La planta de la iglesia jesuítica de Quito, derivada de la del «Gesú» de Roma como todas las demás iglesias jesuíticas del mundo, y copia de la de San Ignacio, de la misma ciudad, es la de cruz latina inscrita en un rectángulo. Es de tres naves y crucero: alta, la central; bajas, las laterales; aquélla, cubierta con bóveda de cañón; éstas, con cupulines. Tiene dos cúpulas: la del crucero, alta y con tambor apeado sobre pechinas; la del presbiterio, rebajada. La bóveda central se eleva sobre arcos de medio punto, inscritos sobre pilastras de planta cuadrada, en las cuales descargan su fuerza los arcos fajones. Espaciosos lunetos dan luz a la nave. Las capillas laterales, cubiertas con cupulines, se hallan alumbradas con pequeñas linternas caladas, por las cuales cuela, débil y misteriosa, la luz del sol ecuatorial. Grandes arbotantes descargan el empuje de la bóveda central sobre los fuertes muros exteriores de cal y piedra que delimitan el templo. El material empleado es la piedra para los muros y pilastras, y el ladrillo para la arquería y el abovedamiento.

El tipo de la iglesia es el de salón, usado mucho en Cataluña y en el norte de España y llevado a Roma por San Francisco de Borja, General de la Orden desde 1565 hasta 1572, para imponerlo allí con la iglesia de San Ignacio, cuya copia viene a ser el templo jesuítico de Quito. Es curioso que San Francisco de Borja   —36→   hubiera logrado imponer en Italia el tipo español en las iglesias jesuíticas, mientras el «Gesú» era el modelo de ellas en suelo de España, y tanto, que los catalanes no sólo construyeron según él sus nuevas iglesias, sino hasta transformaron las existentes, modificando el altar de acuerdo con las exigencias del rito.

Figura 13.- Fachada de la iglesia. Ornamentación simbólica en la parte inferior del nicho de San Pedro

Figura 13.- Fachada de la iglesia. Ornamentación simbólica en la parte inferior del nicho de San Pedro

(Foto Mena)

Para explicarnos bien el modelo jesuítico del templo católico, tengamos en cuenta las innovaciones que introdujeron los jesuitas en la organización de las iglesias.

Fiel al espíritu del Concilio de Trento, la Regla que dio a la Compañía San Ignacio de Loyola, aprecia y aplaude el arte como un tributo de los pueblos a la   —37→   iglesia, y nada más.
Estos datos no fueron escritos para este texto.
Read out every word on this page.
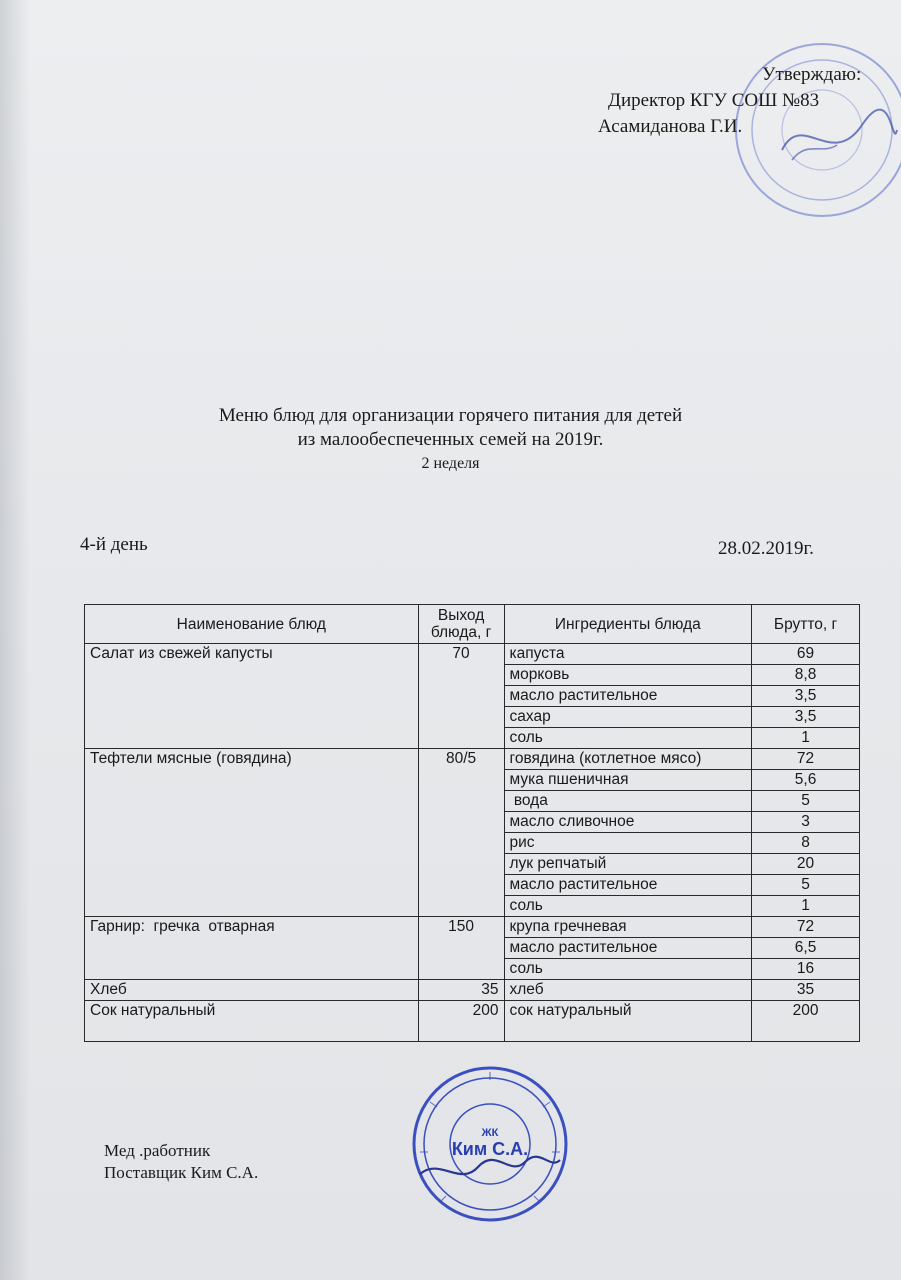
Утверждаю:
Директор КГУ СОШ №83
Асамиданова Г.И.
Меню блюд для организации горячего питания для детей
из малообеспеченных семей на 2019г.
2 неделя
4-й день	28.02.2019г.
Наименование блюд	Выход блюда, г	Ингредиенты блюда	Брутто, г
Салат из свежей капусты	70	капуста	69
		морковь	8,8
		масло растительное	3,5
		сахар	3,5
		соль	1
Тефтели мясные (говядина)	80/5	говядина (котлетное мясо)	72
		мука пшеничная	5,6
		вода	5
		масло сливочное	3
		рис	8
		лук репчатый	20
		масло растительное	5
		соль	1
Гарнир:  гречка  отварная	150	крупа гречневая	72
		масло растительное	6,5
		соль	16
Хлеб	35	хлеб	35
Сок натуральный	200	сок натуральный	200
ЖК
Ким С.А.
Мед .работник
Поставщик Ким С.А.
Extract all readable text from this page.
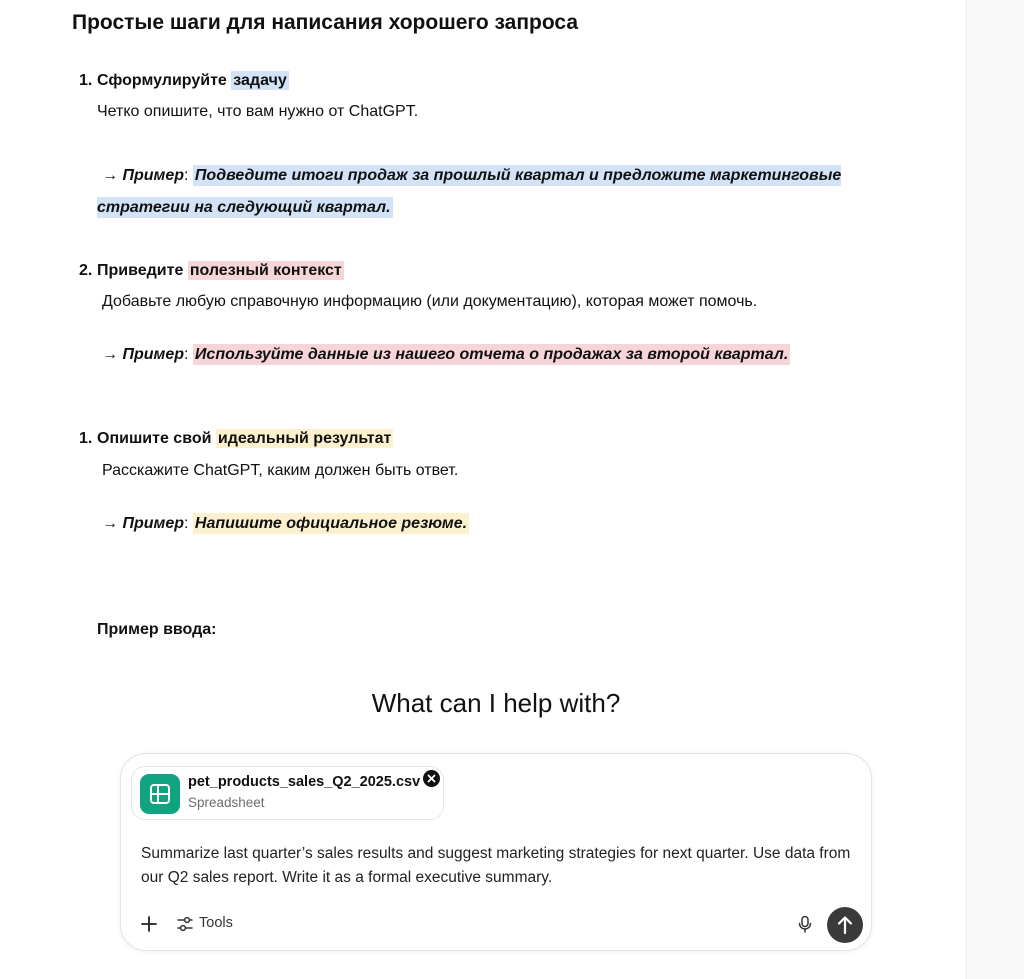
Простые шаги для написания хорошего запроса
1. Сформулируйте задачу
Четко опишите, что вам нужно от ChatGPT.
→ Пример: Подведите итоги продаж за прошлый квартал и предложите маркетинговые стратегии на следующий квартал.
2. Приведите полезный контекст
Добавьте любую справочную информацию (или документацию), которая может помочь.
→ Пример: Используйте данные из нашего отчета о продажах за второй квартал.
1. Опишите свой идеальный результат
Расскажите ChatGPT, каким должен быть ответ.
→ Пример: Напишите официальное резюме.
Пример ввода:
What can I help with?
pet_products_sales_Q2_2025.csv
Spreadsheet
Summarize last quarter’s sales results and suggest marketing strategies for next quarter. Use data from our Q2 sales report. Write it as a formal executive summary.
Tools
Por tal razón, el Capítulo General de la Orden, celebrado en 1573, prescribió sólo el canto llano, y eso, cuando buena y cómodamente lo pudieran ejecutar las Comunidades sin recurrir a extraño auxilio. Esta consideración por una parte, y por otra la de que el objeto y fin de la Orden era conducir a los fíeles a Dios, antes que por la sola mortificación, por los sacramentos, por la misa diaria, por el culto y, sobre todo, por la predicación y el libro, hicieron que los jesuitas eliminaran el coro con sus órganos, usado en el centro de la iglesia, y conservado aún en todas las antiguas iglesias catedrales y de Corte en España como sitio reservado exclusivamente para el clero ¿Para qué debía subsistir el coro, si San Ignacio quitó a sus afiliados el rezo en común de las horas canónicas, porque ello les restaba tiempo para sus principales ocupaciones?